While studying the rich contents of Einstein's collection, Holton came to realize a fact that led to a new and fruitful part of his researches on this and other scientists. As shown in Einstein's work, Einstein brilliantly but silently drew again and again from a set of fundamental guiding concepts that were neither verifiable nor falsifiable. These concepts included, in his theory construction, the primacy of the search for unity; invariance; formal rather than materialistic explanation; logical parsimony; symmetry; the continuum, causality, and completeness. In addition, their contraries held by other scientists, such as acausality and uncertainty, were strongly opposed.
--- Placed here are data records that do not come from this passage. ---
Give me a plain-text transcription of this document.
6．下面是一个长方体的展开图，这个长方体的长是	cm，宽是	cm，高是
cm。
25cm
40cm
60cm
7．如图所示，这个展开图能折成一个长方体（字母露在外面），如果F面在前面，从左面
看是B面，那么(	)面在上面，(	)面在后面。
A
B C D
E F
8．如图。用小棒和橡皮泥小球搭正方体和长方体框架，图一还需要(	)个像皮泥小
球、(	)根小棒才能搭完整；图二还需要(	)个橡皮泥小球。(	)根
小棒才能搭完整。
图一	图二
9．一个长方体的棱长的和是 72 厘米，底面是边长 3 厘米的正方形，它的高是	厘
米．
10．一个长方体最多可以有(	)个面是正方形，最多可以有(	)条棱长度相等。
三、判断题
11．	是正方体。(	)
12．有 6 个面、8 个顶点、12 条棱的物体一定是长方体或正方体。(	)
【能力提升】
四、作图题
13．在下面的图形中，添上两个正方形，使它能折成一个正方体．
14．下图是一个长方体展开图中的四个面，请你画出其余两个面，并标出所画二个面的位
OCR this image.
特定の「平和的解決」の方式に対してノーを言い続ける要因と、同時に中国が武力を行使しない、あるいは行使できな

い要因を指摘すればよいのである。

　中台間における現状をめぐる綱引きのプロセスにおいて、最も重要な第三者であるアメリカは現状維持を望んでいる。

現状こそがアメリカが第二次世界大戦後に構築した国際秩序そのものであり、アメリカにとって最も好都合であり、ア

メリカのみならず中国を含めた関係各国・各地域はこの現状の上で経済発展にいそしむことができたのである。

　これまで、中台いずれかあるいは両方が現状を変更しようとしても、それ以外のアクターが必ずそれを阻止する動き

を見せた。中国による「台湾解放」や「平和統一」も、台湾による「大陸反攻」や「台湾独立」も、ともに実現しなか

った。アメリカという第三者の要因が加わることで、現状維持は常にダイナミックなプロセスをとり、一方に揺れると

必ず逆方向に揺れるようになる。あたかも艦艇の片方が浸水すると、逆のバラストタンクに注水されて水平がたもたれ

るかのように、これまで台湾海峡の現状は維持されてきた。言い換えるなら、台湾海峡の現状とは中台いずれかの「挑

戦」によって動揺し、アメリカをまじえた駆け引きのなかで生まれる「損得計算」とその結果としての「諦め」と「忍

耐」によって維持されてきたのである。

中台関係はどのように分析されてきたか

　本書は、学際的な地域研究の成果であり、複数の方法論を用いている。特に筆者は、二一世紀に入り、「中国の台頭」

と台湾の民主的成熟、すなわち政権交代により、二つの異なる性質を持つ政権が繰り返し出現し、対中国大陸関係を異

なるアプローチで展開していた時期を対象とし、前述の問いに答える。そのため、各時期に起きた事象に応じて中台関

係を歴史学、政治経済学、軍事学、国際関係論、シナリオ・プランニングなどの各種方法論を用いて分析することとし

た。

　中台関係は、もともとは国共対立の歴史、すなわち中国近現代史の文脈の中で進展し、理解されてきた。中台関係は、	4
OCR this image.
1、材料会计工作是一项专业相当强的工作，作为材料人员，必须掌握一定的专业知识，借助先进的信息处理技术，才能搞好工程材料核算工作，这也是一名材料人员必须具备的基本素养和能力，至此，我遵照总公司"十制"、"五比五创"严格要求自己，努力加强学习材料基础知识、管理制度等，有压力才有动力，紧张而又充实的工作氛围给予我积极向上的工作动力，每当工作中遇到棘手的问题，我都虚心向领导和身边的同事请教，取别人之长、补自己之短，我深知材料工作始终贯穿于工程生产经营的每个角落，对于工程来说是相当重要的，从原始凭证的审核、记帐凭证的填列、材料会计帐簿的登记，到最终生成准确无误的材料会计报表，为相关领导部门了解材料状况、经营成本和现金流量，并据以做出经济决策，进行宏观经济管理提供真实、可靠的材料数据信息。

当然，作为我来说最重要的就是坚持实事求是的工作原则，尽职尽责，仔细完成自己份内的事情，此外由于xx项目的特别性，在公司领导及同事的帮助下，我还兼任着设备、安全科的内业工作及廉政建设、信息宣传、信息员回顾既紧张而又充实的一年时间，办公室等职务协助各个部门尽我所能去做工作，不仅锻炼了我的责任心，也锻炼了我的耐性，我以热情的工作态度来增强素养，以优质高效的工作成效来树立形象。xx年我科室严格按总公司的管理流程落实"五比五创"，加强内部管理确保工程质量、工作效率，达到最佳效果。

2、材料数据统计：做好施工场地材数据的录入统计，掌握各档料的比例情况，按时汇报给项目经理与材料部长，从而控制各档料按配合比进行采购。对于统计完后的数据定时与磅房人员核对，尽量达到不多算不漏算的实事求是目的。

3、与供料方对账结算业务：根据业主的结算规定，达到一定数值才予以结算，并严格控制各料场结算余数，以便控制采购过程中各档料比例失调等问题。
Holton called all such motivating concepts Themata. He found these crucial, style-defining and differing thematic sets to be also at the core of research of many other scientists, from antiquity to Johannes Kepler to Niels Bohr. This insight was later used as well by other historians of science, and by scholars in other fields. His findings led Holton to the publication of his book, Thematic Origins of Scientific Thought.
Different sets of themata were and are being held by individual scientists, as their subjects advanced over time. In that respect, this concept differs profoundly from the idea of a series of incommensurable, non-progressive, so-called “scientific paradigms” as described by Thomas Kuhn in his The Structure of Scientific Revolutions. Each of those paradigms, in turn, was said to pervade the whole social group of scientists at a given time and in the same way—as is disproved even by the famous mutual oppositions between contemporaries such as Einstein, Schroedinger, and Heisenberg.